Whenever I read through magazines I am in awe of antique fair finds, yet I always seem to come up empty handed when I go. There is a monthly fair near my in-laws cottage in Centerville, Michigan, and I used to go often, and sometimes would drag home the occasional piece of McCoy pottery. I always wondered-- how do these people find such treasures? Well, this weekend I attended the Ann Arbor Antique fair for the first time since we moved to the area, and now I know what a really great antique fair is all about. Yes, it is expensive, but the dealers there are top quality, and have well-edited collections. Many booths are somewhat thematic, and are clearly gearing their wares towards someone who wants really special pieces, but may not have the time to scour the earth for those items at bargain prices. I believe that you are truly getting what you pay for-- the item, as well as the service of the person who found it for you.
We went on Saturday, which was a gorgeous spring morning, sunny but a little chilly. Scott was kind enough to brave the crowds with Elliot and the stroller, while I darted in and out of the booths. I was particularly taken with a few booths in the first tent that had buttons, beads, baubles, ribbons, pin cushions, you name it. Eye candy for the craftsperson. I didn't even buy anything there because there was simply too much to take in.

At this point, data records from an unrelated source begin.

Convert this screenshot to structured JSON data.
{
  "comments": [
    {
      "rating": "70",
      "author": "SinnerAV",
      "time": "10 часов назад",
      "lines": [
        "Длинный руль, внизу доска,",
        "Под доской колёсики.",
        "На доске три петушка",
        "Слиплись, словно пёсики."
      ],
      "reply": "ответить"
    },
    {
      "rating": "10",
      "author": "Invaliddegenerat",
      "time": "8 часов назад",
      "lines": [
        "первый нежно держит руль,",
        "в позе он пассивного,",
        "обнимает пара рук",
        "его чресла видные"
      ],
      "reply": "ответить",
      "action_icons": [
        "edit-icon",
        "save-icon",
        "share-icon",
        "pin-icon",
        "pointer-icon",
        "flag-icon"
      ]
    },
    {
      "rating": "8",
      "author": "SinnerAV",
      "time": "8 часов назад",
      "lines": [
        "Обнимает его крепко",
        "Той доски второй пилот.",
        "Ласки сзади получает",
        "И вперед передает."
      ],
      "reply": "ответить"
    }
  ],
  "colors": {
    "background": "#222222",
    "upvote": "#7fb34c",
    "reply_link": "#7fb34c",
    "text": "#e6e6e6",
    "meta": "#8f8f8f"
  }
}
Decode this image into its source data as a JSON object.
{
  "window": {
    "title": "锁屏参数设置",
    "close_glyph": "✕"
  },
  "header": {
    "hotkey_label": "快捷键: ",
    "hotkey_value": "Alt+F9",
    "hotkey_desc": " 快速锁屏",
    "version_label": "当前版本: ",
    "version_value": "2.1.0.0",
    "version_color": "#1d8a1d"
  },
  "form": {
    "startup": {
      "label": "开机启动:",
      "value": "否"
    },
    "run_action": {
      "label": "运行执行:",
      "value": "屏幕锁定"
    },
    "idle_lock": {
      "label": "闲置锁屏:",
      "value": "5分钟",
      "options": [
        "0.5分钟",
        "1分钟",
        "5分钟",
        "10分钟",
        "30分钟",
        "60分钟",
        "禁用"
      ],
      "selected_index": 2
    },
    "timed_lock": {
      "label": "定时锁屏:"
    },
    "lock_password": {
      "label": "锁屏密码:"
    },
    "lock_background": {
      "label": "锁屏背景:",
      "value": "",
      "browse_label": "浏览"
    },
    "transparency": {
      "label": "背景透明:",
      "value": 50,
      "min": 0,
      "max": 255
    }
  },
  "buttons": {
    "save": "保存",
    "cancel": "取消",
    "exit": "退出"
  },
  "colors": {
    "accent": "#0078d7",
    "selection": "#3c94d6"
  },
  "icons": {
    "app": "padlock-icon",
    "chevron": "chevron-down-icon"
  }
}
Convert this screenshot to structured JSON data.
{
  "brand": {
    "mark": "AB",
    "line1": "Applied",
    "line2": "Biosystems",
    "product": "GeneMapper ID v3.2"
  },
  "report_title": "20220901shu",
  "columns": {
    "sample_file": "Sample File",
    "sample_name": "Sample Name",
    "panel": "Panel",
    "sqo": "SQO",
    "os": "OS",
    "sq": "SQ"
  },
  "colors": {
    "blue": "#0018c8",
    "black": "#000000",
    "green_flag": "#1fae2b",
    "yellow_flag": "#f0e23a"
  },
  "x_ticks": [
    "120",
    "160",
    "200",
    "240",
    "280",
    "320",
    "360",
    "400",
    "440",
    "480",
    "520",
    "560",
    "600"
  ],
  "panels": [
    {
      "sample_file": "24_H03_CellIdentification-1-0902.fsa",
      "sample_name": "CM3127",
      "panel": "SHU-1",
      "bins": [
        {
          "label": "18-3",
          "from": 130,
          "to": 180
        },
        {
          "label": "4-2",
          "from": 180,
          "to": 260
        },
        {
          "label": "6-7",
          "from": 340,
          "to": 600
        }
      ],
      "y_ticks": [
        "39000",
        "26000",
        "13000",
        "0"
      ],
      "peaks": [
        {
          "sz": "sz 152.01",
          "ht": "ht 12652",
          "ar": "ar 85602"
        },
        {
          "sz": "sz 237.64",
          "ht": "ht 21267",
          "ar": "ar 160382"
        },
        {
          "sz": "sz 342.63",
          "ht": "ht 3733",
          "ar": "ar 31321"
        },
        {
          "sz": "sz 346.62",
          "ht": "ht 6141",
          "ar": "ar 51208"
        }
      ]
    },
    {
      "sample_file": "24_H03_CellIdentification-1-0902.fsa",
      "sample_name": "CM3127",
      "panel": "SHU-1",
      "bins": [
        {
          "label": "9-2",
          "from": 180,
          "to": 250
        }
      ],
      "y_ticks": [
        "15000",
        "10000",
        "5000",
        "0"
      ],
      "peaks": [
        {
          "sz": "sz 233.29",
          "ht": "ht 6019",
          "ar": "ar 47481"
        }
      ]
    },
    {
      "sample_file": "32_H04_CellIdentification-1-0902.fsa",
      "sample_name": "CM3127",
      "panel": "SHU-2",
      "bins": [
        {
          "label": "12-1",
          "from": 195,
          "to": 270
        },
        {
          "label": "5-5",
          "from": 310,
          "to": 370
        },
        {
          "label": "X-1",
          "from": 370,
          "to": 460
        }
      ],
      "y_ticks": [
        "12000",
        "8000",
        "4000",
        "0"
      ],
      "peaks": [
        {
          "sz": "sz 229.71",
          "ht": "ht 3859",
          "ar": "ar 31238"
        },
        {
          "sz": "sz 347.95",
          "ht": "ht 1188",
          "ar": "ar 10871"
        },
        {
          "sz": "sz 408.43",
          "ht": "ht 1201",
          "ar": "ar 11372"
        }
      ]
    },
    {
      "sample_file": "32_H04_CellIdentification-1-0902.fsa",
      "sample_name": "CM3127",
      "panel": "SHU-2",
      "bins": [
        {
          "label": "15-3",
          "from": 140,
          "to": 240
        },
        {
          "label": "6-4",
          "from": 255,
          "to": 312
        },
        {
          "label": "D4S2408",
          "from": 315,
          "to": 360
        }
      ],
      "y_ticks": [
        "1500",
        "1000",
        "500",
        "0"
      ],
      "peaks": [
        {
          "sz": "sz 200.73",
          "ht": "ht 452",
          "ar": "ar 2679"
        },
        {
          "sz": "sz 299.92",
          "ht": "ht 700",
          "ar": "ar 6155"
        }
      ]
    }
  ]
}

I came away with a few small treasures...items that spoke to me...a small house with a punched window on each side and a little front door (what were you for little house?). I love the way the maker drew all of the shingles in pencil. It is
probably around 10 x 8 x 8, but it has a lot of presence. I also found a vintage eye chart, some cute colored spools (LOVE stripes and polka dots) that I think I'll frame or hang together, and a card of bakelite buttons.